E che c’azzecca la prof. Camilla Baudino? Ma è naturale! Uno degli ultrà, bravo ragazzo ma plagiato dal fratello maggiore (naturalmente privi della figura di riferimento paterna) è un suo alunno e così abbiamo il fragilissimo pretesto che permette alla docente detective di intervenire nell’indagine. Sì, perché l’Istituto Tecnico “Nelson Mandela” è solo un comodo fondale per un quarto d’ora al massimo di assortite banalità scolastiche al servizio del “giallo”: una bella classe politicamente correttissima con alunni locali, neri, orientali; un preside tradizionalmente e ottusamente rigido; un giovane docente letteralmente assalito dalle allieve in crisi ormonale; e qualche citazione colta qua e là (l’Inferno di Dante, I promessi sposi di Manzoni) per far risvegliare nel telespettatore affondato nella poltrona di casa qualche vago e nostalgico ricordo dei suoi anni più verdi. Che poi le due opere in questione non si insegnino mai contemporaneamente nella stessa classe, salvo eccezioni, è solo un dettaglio che può interessare solo recensori incalliti e inaciditi come noi.

Ma se la scuola, che ha dato origine ai romanzi di Margherita Oggero (che, ahimè, figura anche tra gli autori del soggetto di serie, distruggendo quanto di originale e innovativo c’era nel ciclo letterario), è marginale all’intreccio, neppure l’indagine ne è al centro. Perché, grazie alla tipica miscela italiana ormai imperante, al noir deve essere mescolata in dosi massicce la commedia all’italiana. E allora ecco il tradimento dell’architetto Renzo Ferrero ai danni della moglie Camilla, che presenta risvolti da romanzo d’appendice (una sola notte, anche se con una vecchia fiamma, e zac!, l’amante si ritrova incinta) e che scivola nella farsa quanto più cerca di allontanarsene; e poi ecco l’ineffabile ex commissario (ora vicequestore) Gaetano Berardi che non solo si fa aiutare nelle indagini – al di là di ogni verosimiglianza – dalla prof, di cui è innamorato sin dalla prima stagione, ma che sogna anche di farla sua approfittando della crisi coniugale di lei. E vogliamo parlare della coppia di poliziotti, l’ispettore Torre e la collega Luciana, che pare uscita dalla commedia dell’arte? Lui magro, lei in carne, lui napoletano, lei torinese, lui single con paura d’impegnarsi e lei single con desiderio di accasarsi…

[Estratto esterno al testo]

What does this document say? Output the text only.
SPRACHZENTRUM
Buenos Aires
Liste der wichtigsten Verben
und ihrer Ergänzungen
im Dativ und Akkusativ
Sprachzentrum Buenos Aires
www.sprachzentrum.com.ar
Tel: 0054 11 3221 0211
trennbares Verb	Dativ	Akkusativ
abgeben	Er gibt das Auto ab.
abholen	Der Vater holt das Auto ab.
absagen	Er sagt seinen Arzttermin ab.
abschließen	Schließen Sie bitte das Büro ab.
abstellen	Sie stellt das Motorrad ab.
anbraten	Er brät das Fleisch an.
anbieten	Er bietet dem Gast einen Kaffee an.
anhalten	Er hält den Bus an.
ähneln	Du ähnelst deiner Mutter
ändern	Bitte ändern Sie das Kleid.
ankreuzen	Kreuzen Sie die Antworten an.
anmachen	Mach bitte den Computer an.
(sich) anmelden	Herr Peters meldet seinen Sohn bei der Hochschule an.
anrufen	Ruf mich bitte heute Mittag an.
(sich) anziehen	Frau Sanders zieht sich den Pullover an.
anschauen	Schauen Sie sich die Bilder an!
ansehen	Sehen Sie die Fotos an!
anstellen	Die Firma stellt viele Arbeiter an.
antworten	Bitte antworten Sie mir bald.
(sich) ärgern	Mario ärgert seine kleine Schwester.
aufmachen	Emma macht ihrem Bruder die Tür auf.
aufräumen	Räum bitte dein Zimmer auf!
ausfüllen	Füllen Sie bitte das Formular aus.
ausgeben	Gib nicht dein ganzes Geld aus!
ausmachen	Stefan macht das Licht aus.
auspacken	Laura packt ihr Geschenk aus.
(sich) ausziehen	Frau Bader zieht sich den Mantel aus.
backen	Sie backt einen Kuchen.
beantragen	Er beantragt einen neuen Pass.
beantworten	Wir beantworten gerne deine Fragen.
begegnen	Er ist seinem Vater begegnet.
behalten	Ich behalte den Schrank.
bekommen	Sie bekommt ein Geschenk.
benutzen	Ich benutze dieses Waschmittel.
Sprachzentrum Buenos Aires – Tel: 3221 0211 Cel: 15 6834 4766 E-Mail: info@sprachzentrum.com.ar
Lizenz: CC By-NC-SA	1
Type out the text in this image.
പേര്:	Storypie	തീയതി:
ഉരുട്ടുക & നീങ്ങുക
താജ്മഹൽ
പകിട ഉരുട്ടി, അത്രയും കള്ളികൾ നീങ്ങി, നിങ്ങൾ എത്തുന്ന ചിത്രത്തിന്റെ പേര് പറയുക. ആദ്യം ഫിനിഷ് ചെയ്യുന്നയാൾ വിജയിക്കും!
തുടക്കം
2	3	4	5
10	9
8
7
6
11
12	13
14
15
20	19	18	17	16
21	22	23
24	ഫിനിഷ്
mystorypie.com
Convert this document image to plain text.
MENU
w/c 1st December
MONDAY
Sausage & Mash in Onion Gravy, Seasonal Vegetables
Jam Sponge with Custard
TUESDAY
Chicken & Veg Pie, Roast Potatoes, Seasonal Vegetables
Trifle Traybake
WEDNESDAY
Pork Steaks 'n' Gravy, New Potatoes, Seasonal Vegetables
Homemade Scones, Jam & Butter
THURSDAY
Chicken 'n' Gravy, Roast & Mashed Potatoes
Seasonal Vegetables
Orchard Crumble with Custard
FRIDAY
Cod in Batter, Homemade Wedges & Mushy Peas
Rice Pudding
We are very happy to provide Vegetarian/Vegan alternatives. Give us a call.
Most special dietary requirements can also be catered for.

E siccome il politicamente corretto non guasta mai, un venditore extracomunitario di calze diventa il miglior confidente del nostro Renzo, cacciato di casa dalla moglie, rinnegato dalla figlia Livietta (è cresciuta ed è una diciassettenne che si è fatta tre mesi di scuola a Londra, innamorandosi di un dj: signora mia, ma quanto sono cambiati i ragazzi di oggi!) e costretto a vivere in un residence.

Potremmo continuare, ma forse avrete capito che l’episodio e, non vorremmo sbagliarci, forse l’intera serie è un’ininterrotta serie di luoghi comuni e comunissimi che hanno il preciso compito di confermare il pubblico negli stereotipi, tendenzialmente buonisti, che, più o meno ingloriosamente, ha elaborato nel corso della sua vita.

Torino? Si identifica con la Mole. I tifosi? Sono decerebrati irredimibili con l’unica eccezione che naturalmente conferma la regola. Il marito tradisce? La moglie e la figlia lo respingono. Il marito confessa? Balbetta e si contorce invocando pietà per la scappatella. E via dicendo: non un guizzo, non uno scarto, non una trovata appena moderatamente imprevedibile.

E allora cresce l’angoscia, specie se, contemporaneamente, si guarda su altre reti qualche altra fiction (statunitense, britannica, francese, tedesca, toh, persino spagnola) che, pur scontando il peccato d’origine di ogni produzione tv – ossia di dover accontentare un pubblico il più possibile vasto – tuttavia appare come un irraggiungibile Everest a paragone del nostro Mar Morto.

E allora la cosa più azzeccata finisce per essere il titolo della serie: Provaci ancora prof! Un’esortazione alla quale ci associamo volentieri.